El mayor desarrollador inmobiliario chino, de lado activo y pasivo, es un desastre, comenta León Opalín.

El mayor desarrollador inmobiliario chino y uno de los más grandes del mundo está al borde de la quiebra cuenta con unos 800 desarrollos inmobiliarios activos en 230 ciudades chinas, principalmente ciudades secundarias. Los problemas que podría ocasionar en el sector financiero chino y por efecto contagio también en otras latitudes, está ocasionando convulsiones en los mercados de capitales del mundo entero. Evergrande ya ha faltado al pago de varios cupones de intereses sobre su deuda en dólares y recientemente la cotización de sus acciones ha sido suspendida en la Bolsa de Hong Kong.

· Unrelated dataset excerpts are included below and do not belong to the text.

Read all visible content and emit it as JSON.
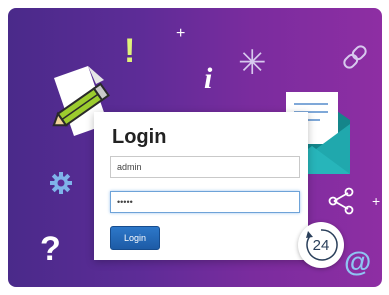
{
  "login": {
    "title": "Login",
    "username_value": "admin",
    "password_value": "•••••",
    "button_label": "Login"
  },
  "badge": {
    "number": "24"
  },
  "glyphs": {
    "exclamation": "!",
    "info": "i",
    "question": "?",
    "at": "@"
  },
  "colors": {
    "background_start": "#4a2a8a",
    "background_end": "#8e2ea3",
    "envelope": "#1fa3a8",
    "pencil": "#9ccc2e",
    "button": "#2d78c9",
    "icon_light": "#ffffff"
  },
  "icons": [
    "pencil-document-icon",
    "envelope-icon",
    "gear-icon",
    "link-icon",
    "share-icon",
    "sparkle-icon",
    "refresh-badge-icon"
  ]
}
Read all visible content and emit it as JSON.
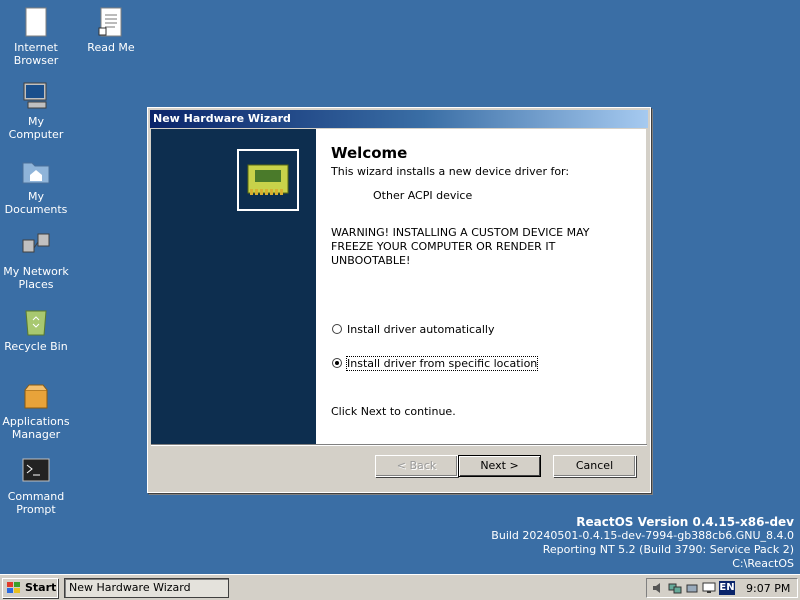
{
  "desktop": {
    "icons": [
      {
        "label": "Internet\nBrowser"
      },
      {
        "label": "Read Me"
      },
      {
        "label": "My\nComputer"
      },
      {
        "label": "My\nDocuments"
      },
      {
        "label": "My Network\nPlaces"
      },
      {
        "label": "Recycle Bin"
      },
      {
        "label": "Applications\nManager"
      },
      {
        "label": "Command\nPrompt"
      }
    ]
  },
  "wizard": {
    "title": "New Hardware Wizard",
    "heading": "Welcome",
    "subtext": "This wizard installs a new device driver for:",
    "device_name": "Other ACPI device",
    "warning": "WARNING! INSTALLING A CUSTOM DEVICE MAY FREEZE YOUR COMPUTER OR RENDER IT UNBOOTABLE!",
    "options": [
      {
        "label": "Install driver automatically",
        "selected": false
      },
      {
        "label": "Install driver from specific location",
        "selected": true
      }
    ],
    "footer_text": "Click Next to continue.",
    "buttons": {
      "back": "< Back",
      "next": "Next >",
      "cancel": "Cancel"
    }
  },
  "os_info": {
    "version": "ReactOS Version 0.4.15-x86-dev",
    "build": "Build 20240501-0.4.15-dev-7994-gb388cb6.GNU_8.4.0",
    "reporting": "Reporting NT 5.2 (Build 3790: Service Pack 2)",
    "path": "C:\\ReactOS"
  },
  "taskbar": {
    "start_label": "Start",
    "task_label": "New Hardware Wizard",
    "language": "EN",
    "clock": "9:07 PM"
  },
  "colors": {
    "desktop": "#3a6ea5",
    "title_start": "#0a246a",
    "wizard_side": "#0d2e4f"
  }
}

Evergrande llegó a ser el mayor desarrollador inmobiliario chino por tamaño de activos y ventas de viviendas. Es una compañía gigantesca que desde hace algunos años ha ido extendiendo su modelo de negocio a otras actividades económicas, aunque más del 97% de sus ingresos provienen de desarrollo inmobiliarios, por tanto, el resto de actividades carecen de importancia, incluso si son muy llamativas (construcción estadios de fútbol, desarrollo coche eléctrico…).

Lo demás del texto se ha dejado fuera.